Most of the bourses in Europe settled on the red zone on Tuesday. The market is currently keeping a closer look on the constitutional crisis happening in Spain and the freshly released earnings from corporate companies.
The central government in Spain recently took a groundbreaking step on firing Catalonia’s government last Saturday. This is an effort to prevent the uncontrollable push of the region for independence. Leaders from the Catalan separatist called for a civil disobedience as a result.
The reaction of the Spanish market was positive as the IBEX settled as high as 0.4 percent, recovering from all the previous declines. However, the European stocks benchmark Stoxx 600 index didn’t do well on the day as it temporarily fell more than 0.36 percent with most of its stocks in the red zone. Travel and leisure and healthcare stocks were the leading decliners in the nation as they were 1 percent lower on Tuesday’s closing bell.

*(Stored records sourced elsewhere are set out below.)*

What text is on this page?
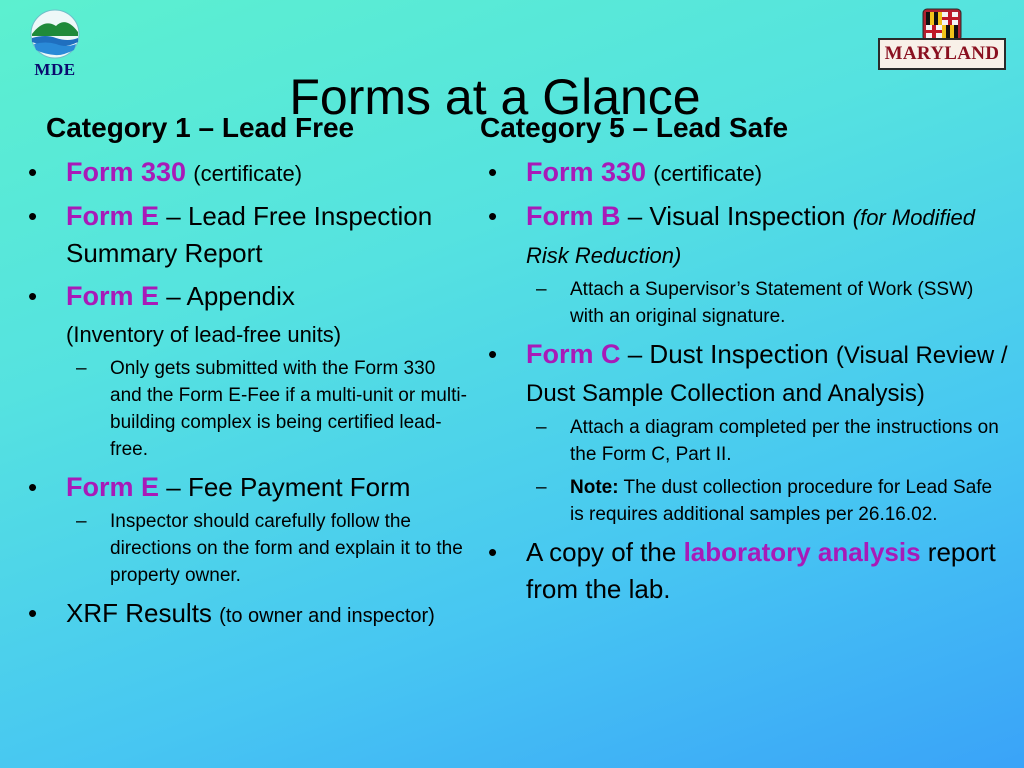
MDE
MARYLAND
Forms at a Glance
Category 1 – Lead Free
• Form 330 (certificate)
• Form E – Lead Free Inspection Summary Report
• Form E – Appendix
(Inventory of lead-free units)
– Only gets submitted with the Form 330 and the Form E-Fee if a multi-unit or multi-building complex is being certified lead-free.
• Form E – Fee Payment Form
– Inspector should carefully follow the directions on the form and explain it to the property owner.
• XRF Results (to owner and inspector)
Category 5 – Lead Safe
• Form 330 (certificate)
• Form B – Visual Inspection (for Modified Risk Reduction)
– Attach a Supervisor’s Statement of Work (SSW) with an original signature.
• Form C – Dust Inspection (Visual Review / Dust Sample Collection and Analysis)
– Attach a diagram completed per the instructions on the Form C, Part II.
– Note: The dust collection procedure for Lead Safe is requires additional samples per 26.16.02.
• A copy of the laboratory analysis report from the lab.
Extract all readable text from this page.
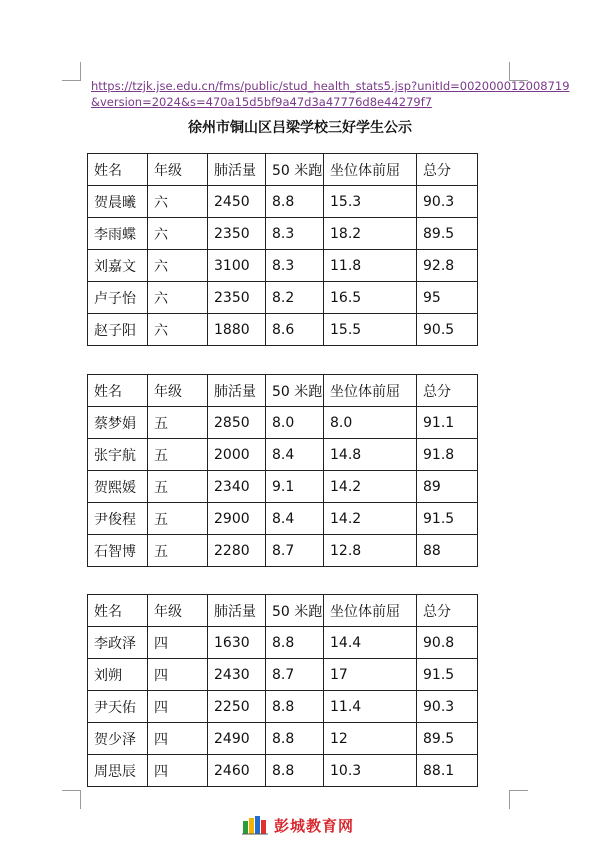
https://tzjk.jse.edu.cn/fms/public/stud_health_stats5.jsp?unitId=002000012008719
&version=2024&s=470a15d5bf9a47d3a47776d8e44279f7
徐州市铜山区吕梁学校三好学生公示
姓名	年级	肺活量	50 米跑	坐位体前屈	总分
贺晨曦	六	2450	8.8	15.3	90.3
李雨蝶	六	2350	8.3	18.2	89.5
刘嘉文	六	3100	8.3	11.8	92.8
卢子怡	六	2350	8.2	16.5	95
赵子阳	六	1880	8.6	15.5	90.5
姓名	年级	肺活量	50 米跑	坐位体前屈	总分
蔡梦娟	五	2850	8.0	8.0	91.1
张宇航	五	2000	8.4	14.8	91.8
贺熙媛	五	2340	9.1	14.2	89
尹俊程	五	2900	8.4	14.2	91.5
石智博	五	2280	8.7	12.8	88
姓名	年级	肺活量	50 米跑	坐位体前屈	总分
李政泽	四	1630	8.8	14.4	90.8
刘朔	四	2430	8.7	17	91.5
尹天佑	四	2250	8.8	11.4	90.3
贺少泽	四	2490	8.8	12	89.5
周思辰	四	2460	8.8	10.3	88.1
彭城教育网
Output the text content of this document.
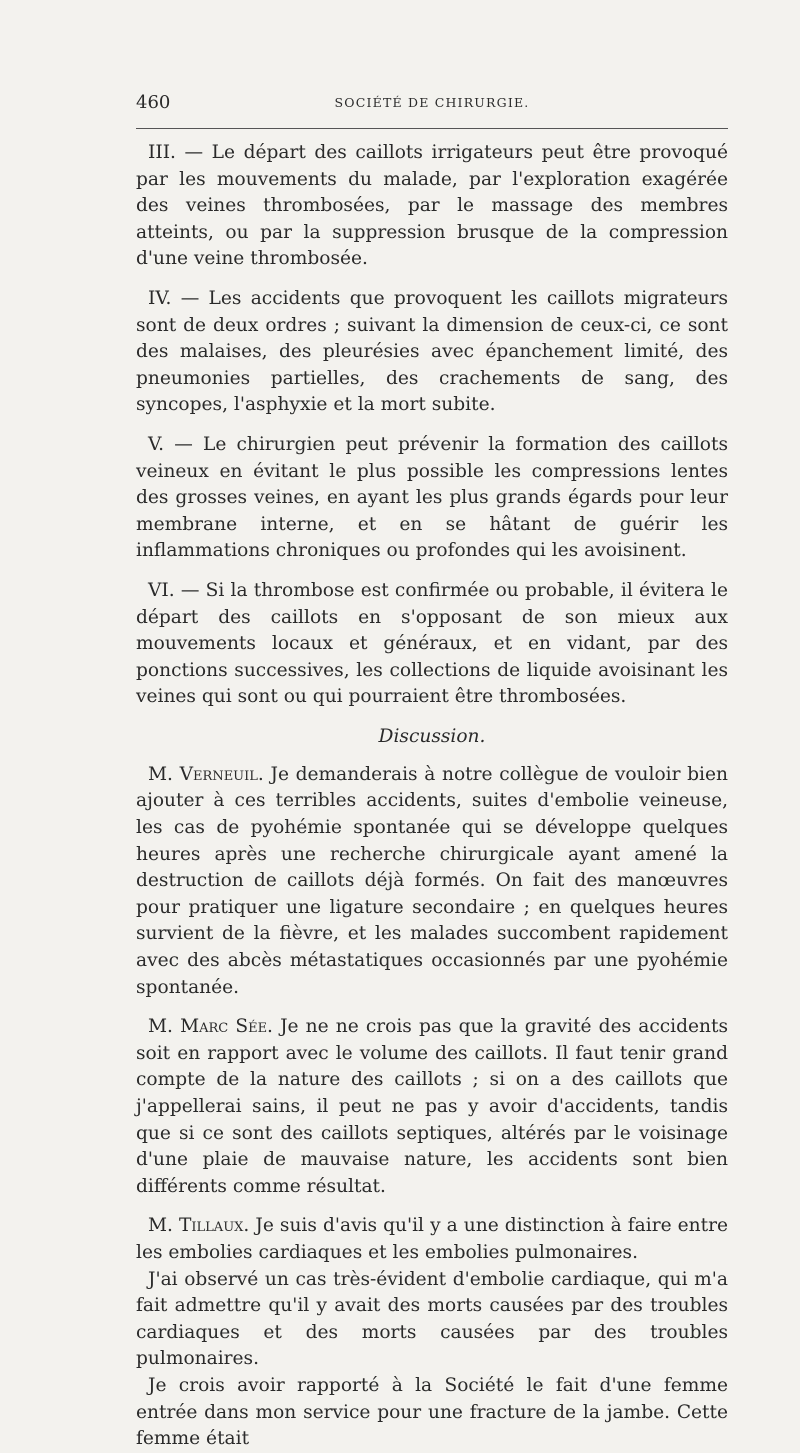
460	SOCIÉTÉ DE CHIRURGIE.

III. — Le départ des caillots irrigateurs peut être provoqué par les mouvements du malade, par l'exploration exagérée des veines thrombosées, par le massage des membres atteints, ou par la suppression brusque de la compression d'une veine thrombosée.

IV. — Les accidents que provoquent les caillots migrateurs sont de deux ordres ; suivant la dimension de ceux-ci, ce sont des malaises, des pleurésies avec épanchement limité, des pneumonies partielles, des crachements de sang, des syncopes, l'asphyxie et la mort subite.

V. — Le chirurgien peut prévenir la formation des caillots veineux en évitant le plus possible les compressions lentes des grosses veines, en ayant les plus grands égards pour leur membrane interne, et en se hâtant de guérir les inflammations chroniques ou profondes qui les avoisinent.

VI. — Si la thrombose est confirmée ou probable, il évitera le départ des caillots en s'opposant de son mieux aux mouvements locaux et généraux, et en vidant, par des ponctions successives, les collections de liquide avoisinant les veines qui sont ou qui pourraient être thrombosées.

Discussion.

M. Verneuil. Je demanderais à notre collègue de vouloir bien ajouter à ces terribles accidents, suites d'embolie veineuse, les cas de pyohémie spontanée qui se développe quelques heures après une recherche chirurgicale ayant amené la destruction de caillots déjà formés. On fait des manœuvres pour pratiquer une ligature secondaire ; en quelques heures survient de la fièvre, et les malades succombent rapidement avec des abcès métastatiques occasionnés par une pyohémie spontanée.

M. Marc Sée. Je ne ne crois pas que la gravité des accidents soit en rapport avec le volume des caillots. Il faut tenir grand compte de la nature des caillots ; si on a des caillots que j'appellerai sains, il peut ne pas y avoir d'accidents, tandis que si ce sont des caillots septiques, altérés par le voisinage d'une plaie de mauvaise nature, les accidents sont bien différents comme résultat.

M. Tillaux. Je suis d'avis qu'il y a une distinction à faire entre les embolies cardiaques et les embolies pulmonaires.

J'ai observé un cas très-évident d'embolie cardiaque, qui m'a fait admettre qu'il y avait des morts causées par des troubles cardiaques et des morts causées par des troubles pulmonaires.

Je crois avoir rapporté à la Société le fait d'une femme entrée dans mon service pour une fracture de la jambe. Cette femme était
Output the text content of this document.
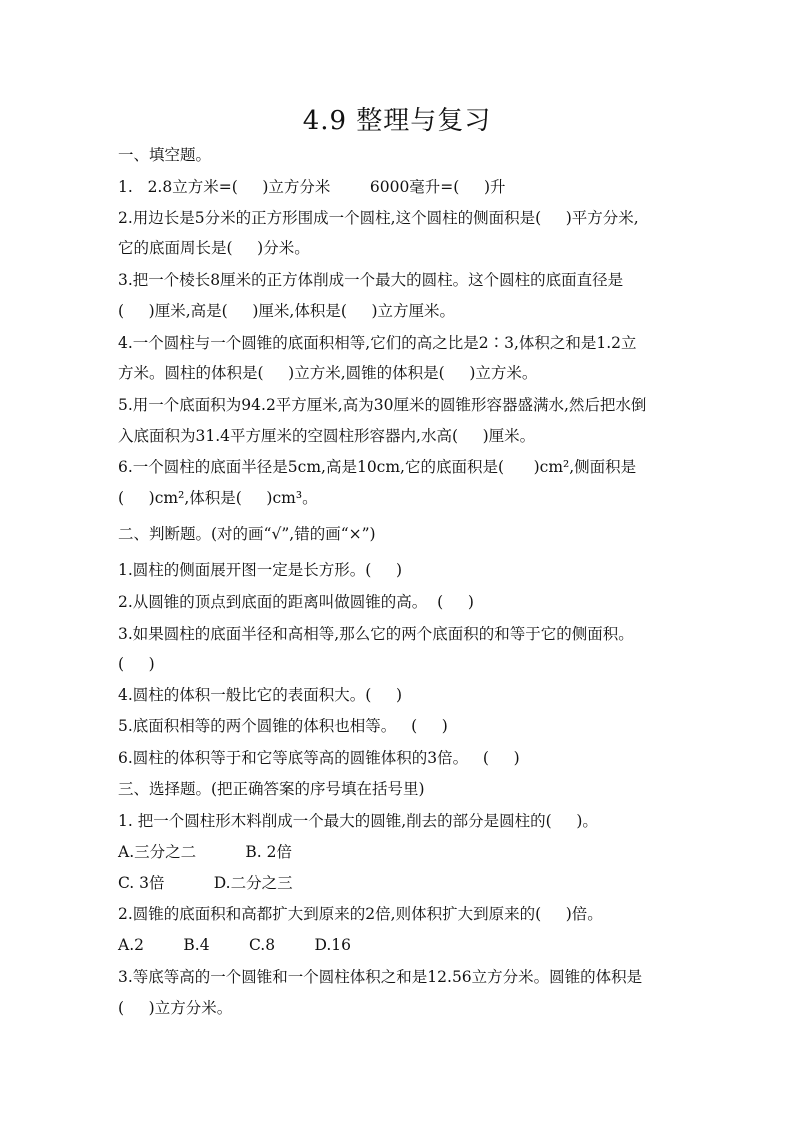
4.9 整理与复习
一、填空题。
1.   2.8立方米=(     )立方分米        6000毫升=(     )升
2.用边长是5分米的正方形围成一个圆柱,这个圆柱的侧面积是(     )平方分米,
它的底面周长是(     )分米。
3.把一个棱长8厘米的正方体削成一个最大的圆柱。这个圆柱的底面直径是
(     )厘米,高是(     )厘米,体积是(     )立方厘米。
4.一个圆柱与一个圆锥的底面积相等,它们的高之比是2∶3,体积之和是1.2立
方米。圆柱的体积是(     )立方米,圆锥的体积是(     )立方米。
5.用一个底面积为94.2平方厘米,高为30厘米的圆锥形容器盛满水,然后把水倒
入底面积为31.4平方厘米的空圆柱形容器内,水高(     )厘米。
6.一个圆柱的底面半径是5cm,高是10cm,它的底面积是(      )cm²,侧面积是
(     )cm²,体积是(     )cm³。
二、判断题。(对的画“√”,错的画“×”)
1.圆柱的侧面展开图一定是长方形。(     )
2.从圆锥的顶点到底面的距离叫做圆锥的高。  (     )
3.如果圆柱的底面半径和高相等,那么它的两个底面积的和等于它的侧面积。
(     )
4.圆柱的体积一般比它的表面积大。(     )
5.底面积相等的两个圆锥的体积也相等。   (     )
6.圆柱的体积等于和它等底等高的圆锥体积的3倍。   (     )
三、选择题。(把正确答案的序号填在括号里)
1. 把一个圆柱形木料削成一个最大的圆锥,削去的部分是圆柱的(     )。
A.三分之二          B. 2倍
C. 3倍          D.二分之三
2.圆锥的底面积和高都扩大到原来的2倍,则体积扩大到原来的(     )倍。
A.2        B.4        C.8        D.16
3.等底等高的一个圆锥和一个圆柱体积之和是12.56立方分米。圆锥的体积是
(     )立方分米。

Italian oil and gas industry contractor Saipem said on the same day that it came back to profit as it recently released a net profit worth more than 53 million euros in Q3. According to a Reuters report, the company’s chief executive Stefano Cao said the future of the market is still challenged. This resulted in their shares to close 10 percent higher.
British-based restaurant and coffee shop company Whitbread released a better than expected surge in their profit. It rose more than 6.7 percent after the firm opened extra Costa coffee outlets and added additional Premier Inn rooms. However, their stocks closed 5 percent lower.